Color Management Policies:
Keep Device Color in RGB: This option leaves device-dependent colors unchanged and preserves device-independent colors as the nearest possible equivalent in PDF. It is a useful option for print shops that have calibrated all their devices, used that information to specify color in the file, and are only outputting to those devices.
Keep System Color in sRGB: This option lets you embed an ICC profile compliant to sRGB standard when distilling files and calibrates color in the images, making colors in the resulting PDF files device-independent. Since sRGB standard is popular, Color Management does not embed ICC profiles any more. However, device-dependent color spaces in files (RGB, Grayscale, and CMYK) are converted to sRGB color space.
Convert to sRGB Color Space: This option calibrates color in the file, making the color device-independent. All colors in CMYK and RGB images are converted to sRGB.
Convert to CMYK Color Space: This option calibrates color in the file, making the color device-independent. All colors in RGB and sRGB images are converted to CMYK.
Grayscale images are usually left unchanged. This option usually reduces the size and increases the display speed of PDF files because less information is needed to describe RGB images than CMYK images. Because RGB is the native color space used on monitors, no color conversion is necessary during display, which contributes to fast online viewing. This option is recommended if the PDF file will be used online or with low-end printers. CMYK is recommended for prepress or press printing and high-end printers.
Rendering Intent:
This option allows you to specify how to map colors between two color spaces. The result of any particular method depends on the profiles of the color spaces. For example, some profiles produce identical results with different methods:
Perceptual maintains the relative color values among the original pixels as they are mapped to the destination gamut. This method preserves the visual relationship between colors, although the color values themselves may change.

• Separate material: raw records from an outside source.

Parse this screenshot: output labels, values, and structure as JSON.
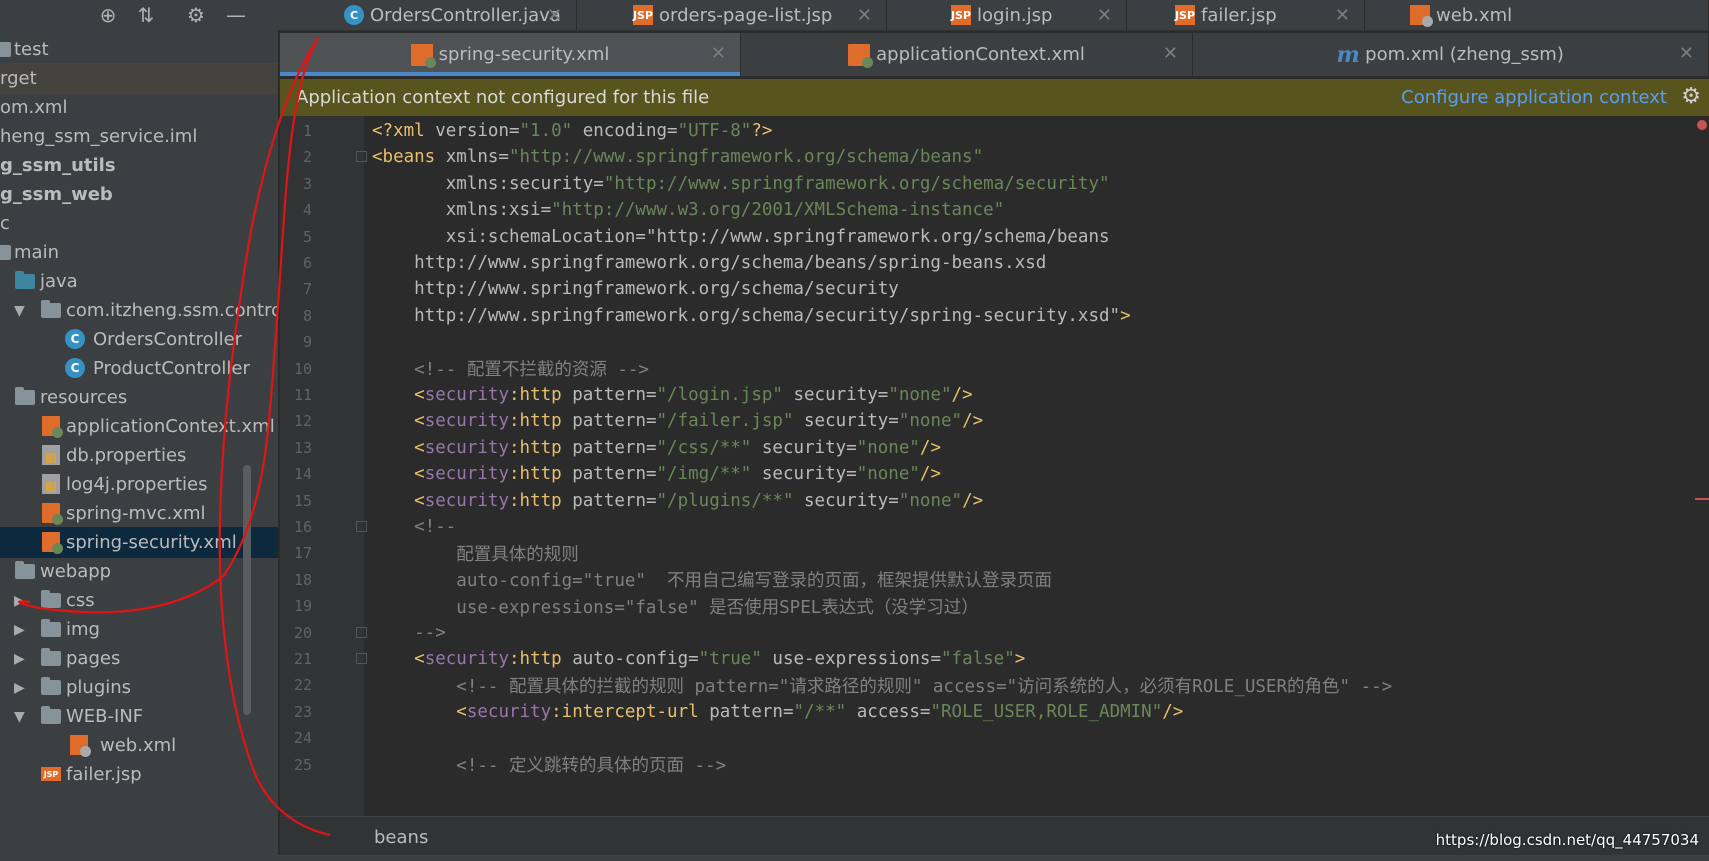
{
  "toolbar": {
    "icons": [
      "crosshair-icon",
      "collapse-icon",
      "gear-icon",
      "minimize-icon"
    ]
  },
  "tabs_row1": [
    {
      "label": "OrdersController.java",
      "icon": "java-class-icon"
    },
    {
      "label": "orders-page-list.jsp",
      "icon": "jsp-icon"
    },
    {
      "label": "login.jsp",
      "icon": "jsp-icon"
    },
    {
      "label": "failer.jsp",
      "icon": "jsp-icon"
    },
    {
      "label": "web.xml",
      "icon": "web-xml-icon"
    }
  ],
  "tabs_row2": [
    {
      "label": "spring-security.xml",
      "icon": "spring-xml-icon",
      "active": true
    },
    {
      "label": "applicationContext.xml",
      "icon": "spring-xml-icon"
    },
    {
      "label": "pom.xml (zheng_ssm)",
      "icon": "maven-icon"
    }
  ],
  "tab_close": "✕",
  "maven_letter": "m",
  "banner": {
    "message": "Application context not configured for this file",
    "link": "Configure application context"
  },
  "tree": [
    {
      "label": "test",
      "icon": "folder-icon"
    },
    {
      "label": "rget",
      "icon": "none"
    },
    {
      "label": "om.xml",
      "icon": "none"
    },
    {
      "label": "heng_ssm_service.iml",
      "icon": "none"
    },
    {
      "label": "g_ssm_utils",
      "icon": "none"
    },
    {
      "label": "g_ssm_web",
      "icon": "none"
    },
    {
      "label": "c",
      "icon": "none"
    },
    {
      "label": "main",
      "icon": "folder-icon"
    },
    {
      "label": "java",
      "icon": "source-folder-icon"
    },
    {
      "label": "com.itzheng.ssm.controlle",
      "icon": "package-icon"
    },
    {
      "label": "OrdersController",
      "icon": "class-icon"
    },
    {
      "label": "ProductController",
      "icon": "class-icon"
    },
    {
      "label": "resources",
      "icon": "resources-folder-icon"
    },
    {
      "label": "applicationContext.xml",
      "icon": "spring-xml-icon"
    },
    {
      "label": "db.properties",
      "icon": "properties-icon"
    },
    {
      "label": "log4j.properties",
      "icon": "properties-icon"
    },
    {
      "label": "spring-mvc.xml",
      "icon": "spring-xml-icon"
    },
    {
      "label": "spring-security.xml",
      "icon": "spring-xml-icon"
    },
    {
      "label": "webapp",
      "icon": "folder-icon"
    },
    {
      "label": "css",
      "icon": "folder-icon"
    },
    {
      "label": "img",
      "icon": "folder-icon"
    },
    {
      "label": "pages",
      "icon": "folder-icon"
    },
    {
      "label": "plugins",
      "icon": "folder-icon"
    },
    {
      "label": "WEB-INF",
      "icon": "folder-icon"
    },
    {
      "label": "web.xml",
      "icon": "web-xml-icon"
    },
    {
      "label": "failer.jsp",
      "icon": "jsp-icon"
    }
  ],
  "class_letter": "C",
  "jsp_badge": "JSP",
  "line_numbers": [
    "1",
    "2",
    "3",
    "4",
    "5",
    "6",
    "7",
    "8",
    "9",
    "10",
    "11",
    "12",
    "13",
    "14",
    "15",
    "16",
    "17",
    "18",
    "19",
    "20",
    "21",
    "22",
    "23",
    "24",
    "25"
  ],
  "code_lines": [
    "<?xml version=\"1.0\" encoding=\"UTF-8\"?>",
    "<beans xmlns=\"http://www.springframework.org/schema/beans\"",
    "       xmlns:security=\"http://www.springframework.org/schema/security\"",
    "       xmlns:xsi=\"http://www.w3.org/2001/XMLSchema-instance\"",
    "       xsi:schemaLocation=\"http://www.springframework.org/schema/beans",
    "    http://www.springframework.org/schema/beans/spring-beans.xsd",
    "    http://www.springframework.org/schema/security",
    "    http://www.springframework.org/schema/security/spring-security.xsd\">",
    "",
    "    <!-- 配置不拦截的资源 -->",
    "    <security:http pattern=\"/login.jsp\" security=\"none\"/>",
    "    <security:http pattern=\"/failer.jsp\" security=\"none\"/>",
    "    <security:http pattern=\"/css/**\" security=\"none\"/>",
    "    <security:http pattern=\"/img/**\" security=\"none\"/>",
    "    <security:http pattern=\"/plugins/**\" security=\"none\"/>",
    "    <!--",
    "        配置具体的规则",
    "        auto-config=\"true\"  不用自己编写登录的页面，框架提供默认登录页面",
    "        use-expressions=\"false\" 是否使用SPEL表达式（没学习过）",
    "    -->",
    "    <security:http auto-config=\"true\" use-expressions=\"false\">",
    "        <!-- 配置具体的拦截的规则 pattern=\"请求路径的规则\" access=\"访问系统的人，必须有ROLE_USER的角色\" -->",
    "        <security:intercept-url pattern=\"/**\" access=\"ROLE_USER,ROLE_ADMIN\"/>",
    "",
    "        <!-- 定义跳转的具体的页面 -->"
  ],
  "breadcrumb": "beans",
  "watermark": "https://blog.csdn.net/qq_44757034",
  "colors": {
    "tag": "#e8bf6a",
    "namespace": "#9876aa",
    "value": "#6a8759",
    "comment": "#808080",
    "annotation_ink": "#e01414"
  }
}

Saturation maintains the relative saturation values of the original pixels. This method is suitable for business graphics, where the exact relationship between colors is not as important as having bright saturated colors.
Relative Colorimetric remaps the white point of the source space to the white point of the destination space.
Absolute Colorimetric disables the matching of white and black points when converting colors. This method is not generally recommended unless you must preserve signature colors such as those used in trademarks or logos.
Relative Colorimetric is the default rendering intent.
ICC Profile:
For RGB, choose a profile to define the color space of all RGB images in files. The default, sRGB IEC61966-2.1, is generally a good choice because it is becoming an industry standard and is recognized by many output devices. You can also choose None to prevent RGB images from being converted.
For CMYK, choose a profile to define the color space of all CMYK images in files. The default is U.S. Web Coated (SWOP) v2. You can also choose None to prevent CMYK images from being converted.